By Ulf Laessing
KHARTOUM (Reuters) - Sudan's northern army has taken control of the disputed Abyei region and is clearing it of armed groups from the South, a minister from the northern government said on Sunday.
Control of oil-rich and fertile Abyei has been the main point of dispute between northern and southern Sudan ahead of plans for the South to become a separate state on July 9 following a January referendum on independence.
Analysts say the region is one of the likeliest places for conflict to erupt over the secession.
"The Sudanese armed forces control Abyei and are cleansing it of illegal forces," Amin Hassan Omar, a minister of state for presidential affairs, told reporters in Khartoum.
The United Nations had said earlier that the northern army deployed 15 tanks alone in one area of the main town, also called Abyei. Gunshots could be heard until fighting appeared to subside for the night, spokeswoman Hua Jiang said.
The southern army acknowledged on Saturday that northern forces controlled the town of Abyei.
Southerners voted in January to become independent under terms of a 2005 peace deal that ended a north-south civil war. But violence has escalated in recent days in Abyei.

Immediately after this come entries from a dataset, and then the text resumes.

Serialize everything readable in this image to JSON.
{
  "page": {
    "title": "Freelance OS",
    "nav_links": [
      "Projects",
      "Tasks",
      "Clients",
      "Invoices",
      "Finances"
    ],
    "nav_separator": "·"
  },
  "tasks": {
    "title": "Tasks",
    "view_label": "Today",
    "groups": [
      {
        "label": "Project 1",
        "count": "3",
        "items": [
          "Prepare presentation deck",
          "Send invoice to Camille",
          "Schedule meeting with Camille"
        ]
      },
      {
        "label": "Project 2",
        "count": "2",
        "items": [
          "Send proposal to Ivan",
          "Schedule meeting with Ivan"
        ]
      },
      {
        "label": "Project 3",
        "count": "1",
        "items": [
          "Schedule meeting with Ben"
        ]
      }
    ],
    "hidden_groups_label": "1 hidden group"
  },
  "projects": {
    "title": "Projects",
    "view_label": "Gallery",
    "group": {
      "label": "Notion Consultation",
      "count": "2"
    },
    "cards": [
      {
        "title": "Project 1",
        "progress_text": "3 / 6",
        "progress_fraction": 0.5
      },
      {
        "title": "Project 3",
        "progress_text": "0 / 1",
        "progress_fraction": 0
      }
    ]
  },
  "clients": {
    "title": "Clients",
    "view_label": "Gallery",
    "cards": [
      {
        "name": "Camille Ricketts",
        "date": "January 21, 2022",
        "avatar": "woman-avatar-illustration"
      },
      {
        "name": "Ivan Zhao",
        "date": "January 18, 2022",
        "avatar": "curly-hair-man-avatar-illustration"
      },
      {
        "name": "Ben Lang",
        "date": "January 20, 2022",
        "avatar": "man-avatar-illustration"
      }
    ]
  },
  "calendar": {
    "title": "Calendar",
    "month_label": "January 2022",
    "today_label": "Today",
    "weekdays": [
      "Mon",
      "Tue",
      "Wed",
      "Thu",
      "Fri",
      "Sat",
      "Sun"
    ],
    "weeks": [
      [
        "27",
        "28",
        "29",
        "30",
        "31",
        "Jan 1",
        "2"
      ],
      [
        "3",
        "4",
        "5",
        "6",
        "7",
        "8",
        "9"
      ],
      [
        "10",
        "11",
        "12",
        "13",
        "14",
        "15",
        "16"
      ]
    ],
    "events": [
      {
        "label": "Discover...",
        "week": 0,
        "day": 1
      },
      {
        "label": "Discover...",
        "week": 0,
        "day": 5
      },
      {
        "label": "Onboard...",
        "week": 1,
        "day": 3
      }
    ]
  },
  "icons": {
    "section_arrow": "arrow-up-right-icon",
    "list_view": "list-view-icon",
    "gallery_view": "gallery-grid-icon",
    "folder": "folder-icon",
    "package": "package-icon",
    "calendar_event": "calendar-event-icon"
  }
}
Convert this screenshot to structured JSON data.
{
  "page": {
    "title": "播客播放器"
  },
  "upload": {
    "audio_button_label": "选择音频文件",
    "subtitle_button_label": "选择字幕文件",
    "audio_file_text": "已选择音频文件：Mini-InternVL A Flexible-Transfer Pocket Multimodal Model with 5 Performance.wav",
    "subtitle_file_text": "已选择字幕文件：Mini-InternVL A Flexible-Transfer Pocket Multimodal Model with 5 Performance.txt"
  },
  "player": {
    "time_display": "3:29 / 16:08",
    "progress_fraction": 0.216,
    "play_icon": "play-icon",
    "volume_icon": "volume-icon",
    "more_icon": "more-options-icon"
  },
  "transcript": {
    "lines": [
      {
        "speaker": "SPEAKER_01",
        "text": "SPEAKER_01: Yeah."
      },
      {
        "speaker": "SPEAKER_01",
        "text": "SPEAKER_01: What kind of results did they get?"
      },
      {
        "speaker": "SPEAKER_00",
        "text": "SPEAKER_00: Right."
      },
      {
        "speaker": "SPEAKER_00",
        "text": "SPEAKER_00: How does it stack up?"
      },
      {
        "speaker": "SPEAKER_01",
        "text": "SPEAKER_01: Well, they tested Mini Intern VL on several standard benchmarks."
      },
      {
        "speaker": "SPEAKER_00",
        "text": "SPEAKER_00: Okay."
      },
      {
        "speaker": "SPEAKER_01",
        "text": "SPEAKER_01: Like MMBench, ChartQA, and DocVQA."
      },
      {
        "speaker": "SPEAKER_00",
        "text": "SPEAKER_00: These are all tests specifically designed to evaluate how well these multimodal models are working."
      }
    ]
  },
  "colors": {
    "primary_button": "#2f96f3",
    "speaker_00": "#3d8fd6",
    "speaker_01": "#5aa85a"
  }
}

Residents of the Abyei region were meant to have a referendum in January over whether to join the North or the South. Disputes over who could vote derailed that ballot and talks over the status of the region have stalled.
North and South have yet to agree how to share oil revenues and other assets prior to the breakup.
The north supports the Arab Misseriya tribe that grazes its cattle in Abyei, and the south backs the Dinka Ngok tribe that lives there year round.